Ils ont aussi des animaux. Surtout des chiens. Parce qu’ici, la vie de chien, c’est une belle vie en maudit. Ça, c’est typiquement québécois comme expression, “en maudit”, mais ce n’est pas tout le monde qui doit l’employer. C’est-à-dire que les chiens ont une vie ici qui est meilleure que la vie de beaucoup d’enfants au Sénégal et ailleurs dans le monde aussi. Et je n’exagère vraiment pas. Je connais beaucoup de talibés de Dakar, ces petits enfants de la rue qui mendient dix-huit heures par jour, qui préféreraient être chien à Montréal. Ici, un chien, c’est un être à part entière. On lui doit respect et politesse. On lui met un manteau et des chaussettes l’hiver. Il a ses propres salons de beauté et de coiffure.
« Car les Québécois, ils ont facilement peur. Et ce n’est pas une peur normale, comme des monstres ou de la mort. C’est une peur de fondre. Malgré le froid. P’pa nous a dit ça, c’est une peur de se dissoudre comme un cachet dans l’eau, et c’est très compliqué de l’expliquer ou de la comprendre parce qu’elle n’est pas reconnue comme les autres. Et pourtant, beaucoup d’Africains l’ont connue, cette peur, beaucoup d’humains à travers la planète. Avec cette peur, on ne fait pas de grimaces ou de tremblements de mâchoire, on ne devient pas bleu quand on est blanc. Ce n’est pas physique. C’est une peur cachée qui coule avec le sang dans les veines et qui irrigue leur cœur. “C’est une vraie peur sauvage”, dit P’pa, une peur préhistorique qui date de très longtemps. La peur de disparaître. C’est la même peur que les Amérindiens (moi, je croyais que c’était “les amers Indiens” au début et je ne comprenais pas si c’était une histoire de goût ou de caractère), et je comprenais ce que P’pa me disait quand il parlait du problème de fondre. Parce que les Amérindiens (ici, on dit aussi “Premières Nations” ou “Autochtones”), qui sont ceux qui ont vraiment découvert Christophe Colomb, se sont fait dissoudre aussi par la colonisation des Blancs. Et voilà pourquoi les Québécois ont peur. »
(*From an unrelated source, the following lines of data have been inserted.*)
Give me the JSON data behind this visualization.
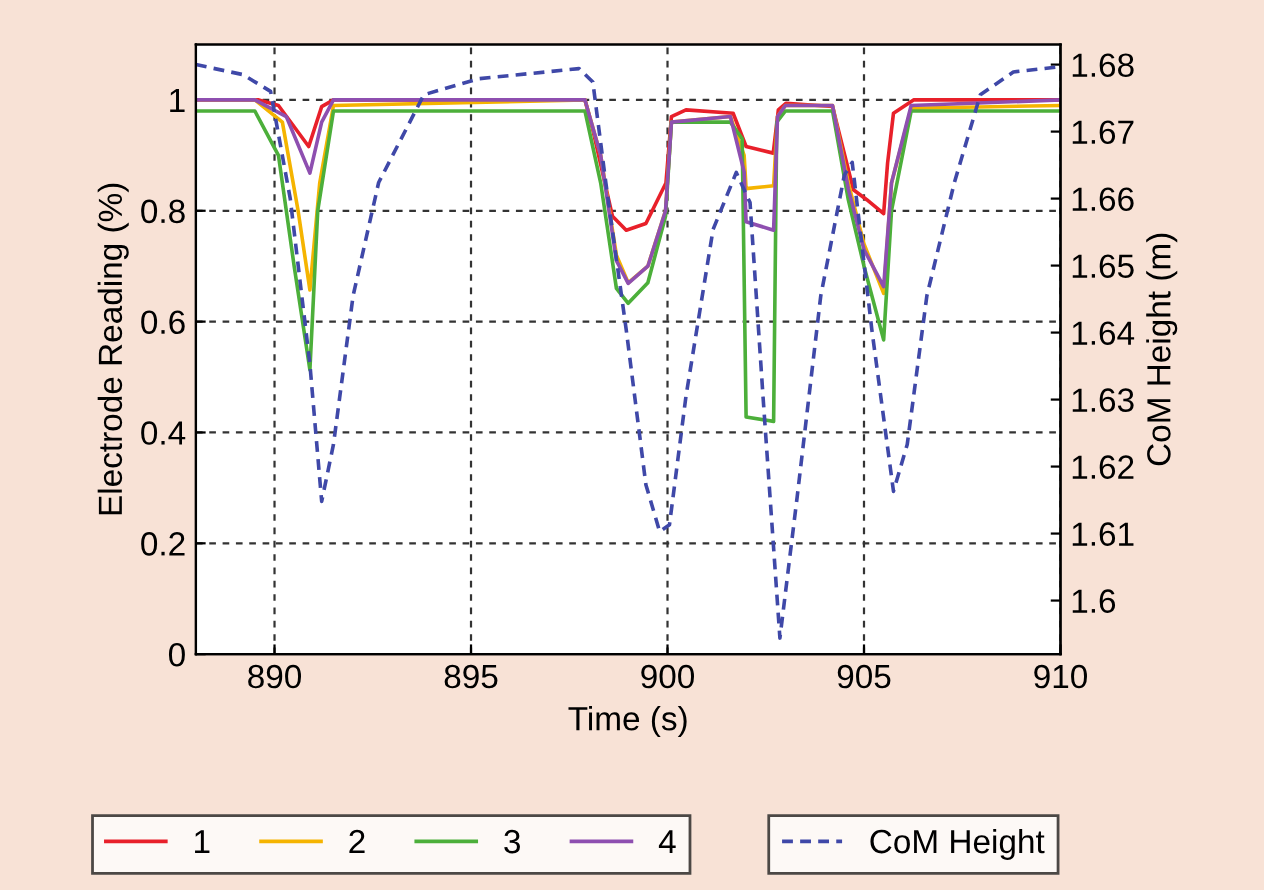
{
  "chart_data": {
    "type": "line",
    "xlabel": "Time (s)",
    "ylabel": "Electrode Reading (%)",
    "y2label": "CoM Height (m)",
    "xlim": [
      888,
      910
    ],
    "xticks": [
      890,
      895,
      900,
      905,
      910
    ],
    "ylim": [
      0,
      1.1
    ],
    "yticks": [
      0,
      0.2,
      0.4,
      0.6,
      0.8,
      1
    ],
    "y2lim": [
      1.592,
      1.683
    ],
    "y2ticks": [
      1.6,
      1.61,
      1.62,
      1.63,
      1.64,
      1.65,
      1.66,
      1.67,
      1.68
    ],
    "grid": true,
    "legend": "bottom",
    "line_style": "solid",
    "series": [
      {
        "name": "1",
        "color": "#e8202a",
        "x": [
          888,
          889.6,
          890.1,
          890.87,
          891.2,
          891.5,
          897.9,
          898.1,
          898.6,
          898.95,
          899.45,
          899.96,
          900.1,
          900.47,
          901.67,
          902.0,
          902.69,
          902.82,
          903.02,
          904.2,
          904.73,
          905.07,
          905.5,
          905.6,
          905.75,
          906.26,
          910
        ],
        "values": [
          1,
          1,
          0.99,
          0.916,
          0.988,
          1,
          1,
          0.946,
          0.79,
          0.765,
          0.777,
          0.85,
          0.97,
          0.982,
          0.976,
          0.916,
          0.904,
          0.982,
          0.994,
          0.988,
          0.838,
          0.82,
          0.795,
          0.886,
          0.976,
          1,
          1
        ]
      },
      {
        "name": "2",
        "color": "#f5b400",
        "x": [
          888,
          889.5,
          890.2,
          890.6,
          890.9,
          891.15,
          891.5,
          897.9,
          898.3,
          898.7,
          899.0,
          899.5,
          899.95,
          900.1,
          901.6,
          901.95,
          902.0,
          902.7,
          902.8,
          903.0,
          904.2,
          904.6,
          905.0,
          905.5,
          905.7,
          906.2,
          910
        ],
        "values": [
          1,
          1,
          0.96,
          0.8,
          0.657,
          0.85,
          0.99,
          1,
          0.9,
          0.72,
          0.67,
          0.7,
          0.8,
          0.96,
          0.97,
          0.9,
          0.84,
          0.845,
          0.97,
          0.99,
          0.99,
          0.85,
          0.74,
          0.651,
          0.85,
          0.985,
          0.99
        ]
      },
      {
        "name": "3",
        "color": "#4caf3a",
        "x": [
          888,
          889.5,
          890.1,
          890.5,
          890.9,
          891.1,
          891.5,
          897.9,
          898.3,
          898.7,
          899.0,
          899.5,
          899.95,
          900.1,
          901.6,
          901.9,
          902.0,
          902.7,
          902.78,
          903.0,
          904.2,
          904.6,
          905.0,
          905.5,
          905.7,
          906.2,
          910
        ],
        "values": [
          0.98,
          0.98,
          0.9,
          0.7,
          0.513,
          0.8,
          0.98,
          0.98,
          0.85,
          0.66,
          0.633,
          0.67,
          0.79,
          0.96,
          0.96,
          0.93,
          0.428,
          0.42,
          0.96,
          0.98,
          0.98,
          0.82,
          0.7,
          0.567,
          0.8,
          0.98,
          0.98
        ]
      },
      {
        "name": "4",
        "color": "#8e4fb0",
        "x": [
          888,
          889.5,
          890.3,
          890.9,
          891.2,
          891.5,
          897.9,
          898.3,
          898.7,
          899.0,
          899.5,
          899.95,
          900.1,
          901.6,
          901.95,
          902.0,
          902.7,
          902.8,
          903.0,
          904.2,
          904.6,
          905.0,
          905.5,
          905.7,
          906.2,
          910
        ],
        "values": [
          1,
          1,
          0.97,
          0.868,
          0.96,
          1,
          1,
          0.9,
          0.71,
          0.669,
          0.7,
          0.8,
          0.96,
          0.97,
          0.87,
          0.78,
          0.765,
          0.97,
          0.99,
          0.99,
          0.84,
          0.73,
          0.663,
          0.85,
          0.99,
          1
        ]
      },
      {
        "name": "CoM Height",
        "color": "#3f48a8",
        "axis": "y2",
        "line_style": "dashed",
        "x": [
          888,
          889.2,
          889.9,
          890.4,
          890.9,
          891.2,
          891.5,
          892.0,
          892.65,
          893.8,
          895.2,
          897.75,
          898.1,
          898.43,
          898.95,
          899.45,
          899.8,
          900.05,
          900.47,
          901.16,
          901.75,
          902.1,
          902.43,
          902.86,
          903.3,
          903.9,
          904.5,
          904.7,
          905.2,
          905.75,
          906.1,
          906.6,
          907.3,
          907.96,
          908.8,
          910
        ],
        "values": [
          1.68,
          1.6785,
          1.676,
          1.66,
          1.6353,
          1.6148,
          1.6233,
          1.6455,
          1.6624,
          1.6755,
          1.6779,
          1.6794,
          1.6774,
          1.6624,
          1.6404,
          1.6173,
          1.6103,
          1.6113,
          1.6305,
          1.6554,
          1.6639,
          1.6594,
          1.6305,
          1.5944,
          1.6155,
          1.6455,
          1.6635,
          1.6654,
          1.6404,
          1.6163,
          1.6233,
          1.6455,
          1.6624,
          1.6755,
          1.6789,
          1.6797
        ]
      }
    ]
  }
}
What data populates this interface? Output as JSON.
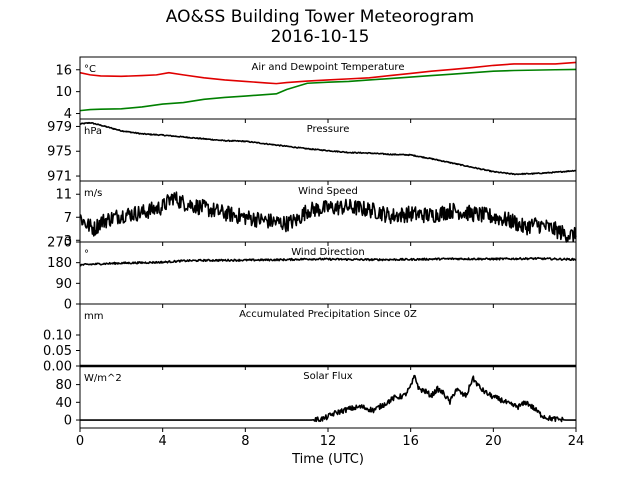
{
  "figure": {
    "title": "AO&SS Building Tower Meteorogram",
    "subtitle": "2016-10-15",
    "xlabel": "Time (UTC)",
    "xticks": [
      "0",
      "4",
      "8",
      "12",
      "16",
      "20",
      "24"
    ]
  },
  "chart_data": [
    {
      "type": "line",
      "title": "Air and Dewpoint Temperature",
      "unit": "°C",
      "xlim": [
        0,
        24
      ],
      "ylim": [
        2.5,
        19.5
      ],
      "yticks": [
        4,
        10,
        16
      ],
      "series": [
        {
          "color": "#e00000",
          "x": [
            0,
            0.5,
            1,
            2,
            3,
            3.7,
            4.3,
            5,
            6,
            7,
            8,
            9,
            9.5,
            10,
            11,
            12,
            13,
            14,
            15,
            16,
            17,
            18,
            19,
            20,
            21,
            22,
            23,
            24
          ],
          "y": [
            15.2,
            14.6,
            14.3,
            14.2,
            14.4,
            14.6,
            15.2,
            14.6,
            13.8,
            13.2,
            12.8,
            12.4,
            12.2,
            12.5,
            12.9,
            13.2,
            13.5,
            13.8,
            14.4,
            15.0,
            15.6,
            16.1,
            16.6,
            17.2,
            17.6,
            17.6,
            17.6,
            18.0
          ]
        },
        {
          "color": "#008000",
          "x": [
            0,
            0.5,
            1,
            2,
            3,
            4,
            5,
            6,
            7,
            8,
            9,
            9.5,
            10,
            11,
            12,
            13,
            14,
            15,
            16,
            17,
            18,
            19,
            20,
            21,
            22,
            23,
            24
          ],
          "y": [
            4.8,
            5.1,
            5.2,
            5.3,
            5.8,
            6.6,
            7.0,
            7.9,
            8.4,
            8.8,
            9.2,
            9.4,
            10.6,
            12.3,
            12.6,
            12.8,
            13.2,
            13.6,
            14.0,
            14.4,
            14.8,
            15.2,
            15.6,
            15.8,
            15.9,
            16.0,
            16.1
          ]
        }
      ]
    },
    {
      "type": "line",
      "title": "Pressure",
      "unit": "hPa",
      "xlim": [
        0,
        24
      ],
      "ylim": [
        970.2,
        980.2
      ],
      "yticks": [
        971,
        975,
        979
      ],
      "series": [
        {
          "color": "#000000",
          "x": [
            0,
            0.5,
            1,
            2,
            3,
            4,
            5,
            6,
            7,
            8,
            9,
            10,
            11,
            12,
            13,
            14,
            15,
            16,
            17,
            18,
            19,
            20,
            21,
            22,
            23,
            24
          ],
          "y": [
            979.4,
            979.6,
            979.2,
            978.3,
            977.8,
            977.6,
            977.3,
            977.0,
            976.7,
            976.6,
            976.2,
            975.8,
            975.4,
            975.1,
            974.8,
            974.7,
            974.5,
            974.4,
            973.8,
            973.1,
            972.4,
            971.7,
            971.3,
            971.4,
            971.6,
            971.9
          ]
        }
      ]
    },
    {
      "type": "line",
      "title": "Wind Speed",
      "unit": "m/s",
      "xlim": [
        0,
        24
      ],
      "ylim": [
        2.7,
        13.3
      ],
      "yticks": [
        3,
        7,
        11
      ],
      "series": [
        {
          "color": "#000000",
          "x": [
            0,
            0.3,
            0.7,
            1,
            2,
            3,
            4,
            4.5,
            5,
            6,
            7,
            8,
            9,
            10,
            10.5,
            11,
            12,
            13,
            14,
            14.5,
            15,
            16,
            17,
            18,
            19,
            20,
            21,
            21.5,
            22,
            22.5,
            23,
            23.5,
            24
          ],
          "y": [
            7,
            5.8,
            5,
            6.2,
            7.4,
            7.8,
            8.8,
            10.5,
            9.5,
            8.6,
            7.7,
            7.0,
            6.4,
            5.9,
            6.5,
            8.2,
            8.6,
            8.8,
            8.3,
            7.9,
            7.2,
            7.6,
            7.3,
            8.2,
            7.6,
            7.1,
            6.2,
            5.2,
            5.8,
            5.4,
            4.8,
            4.0,
            3.8
          ]
        }
      ]
    },
    {
      "type": "line",
      "title": "Wind Direction",
      "unit": "°",
      "xlim": [
        0,
        24
      ],
      "ylim": [
        0,
        270
      ],
      "yticks": [
        0,
        90,
        180,
        270
      ],
      "series": [
        {
          "color": "#000000",
          "x": [
            0,
            1,
            2,
            3,
            4,
            5,
            6,
            8,
            10,
            11,
            12,
            14,
            16,
            18,
            20,
            22,
            24
          ],
          "y": [
            170,
            175,
            178,
            180,
            182,
            188,
            190,
            191,
            193,
            196,
            195,
            193,
            194,
            197,
            196,
            198,
            194
          ]
        }
      ]
    },
    {
      "type": "line",
      "title": "Accumulated Precipitation Since 0Z",
      "unit": "mm",
      "xlim": [
        0,
        24
      ],
      "ylim": [
        0,
        0.2
      ],
      "yticks": [
        0.0,
        0.05,
        0.1
      ],
      "series": [
        {
          "color": "#000000",
          "x": [
            0,
            24
          ],
          "y": [
            0,
            0
          ]
        }
      ]
    },
    {
      "type": "line",
      "title": "Solar Flux",
      "unit": "W/m^2",
      "xlim": [
        0,
        24
      ],
      "ylim": [
        -18,
        122
      ],
      "yticks": [
        0,
        40,
        80
      ],
      "series": [
        {
          "color": "#000000",
          "x": [
            0,
            11.2,
            11.8,
            12.3,
            13,
            13.6,
            14.2,
            14.7,
            15.2,
            15.7,
            16,
            16.2,
            16.4,
            16.7,
            17,
            17.3,
            17.6,
            17.9,
            18.2,
            18.5,
            18.7,
            19,
            19.4,
            19.7,
            20,
            20.4,
            20.8,
            21.2,
            21.6,
            22,
            22.3,
            22.6,
            23,
            23.5,
            24
          ],
          "y": [
            0,
            0,
            3,
            15,
            25,
            30,
            22,
            35,
            50,
            55,
            75,
            100,
            70,
            65,
            55,
            70,
            60,
            40,
            70,
            58,
            55,
            95,
            70,
            60,
            52,
            45,
            35,
            30,
            40,
            25,
            12,
            5,
            2,
            0,
            0
          ]
        }
      ]
    }
  ]
}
On peut rester longtemps sans rien se dire, Charlotte
et moi, sans se regarder, juste être l’un à côté de l’autre,
sans voir le temps passer. C’est seulement la présence
qui compte. On est comme des vieux amis, c’est comme
si on se connaissait depuis toute notre vie. Le silence
parle entre nous. On écoute la ville, on observe les gens,
on suit les nuages, on leur invente des noms et une histoire.
Puis on revient sur terre, on trace des dessins avec
des petites branches sèches dans la neige. Charlotte
dessine beaucoup de coeurs, des coeurs pas très arrondis,
presque carrés, avec des angles.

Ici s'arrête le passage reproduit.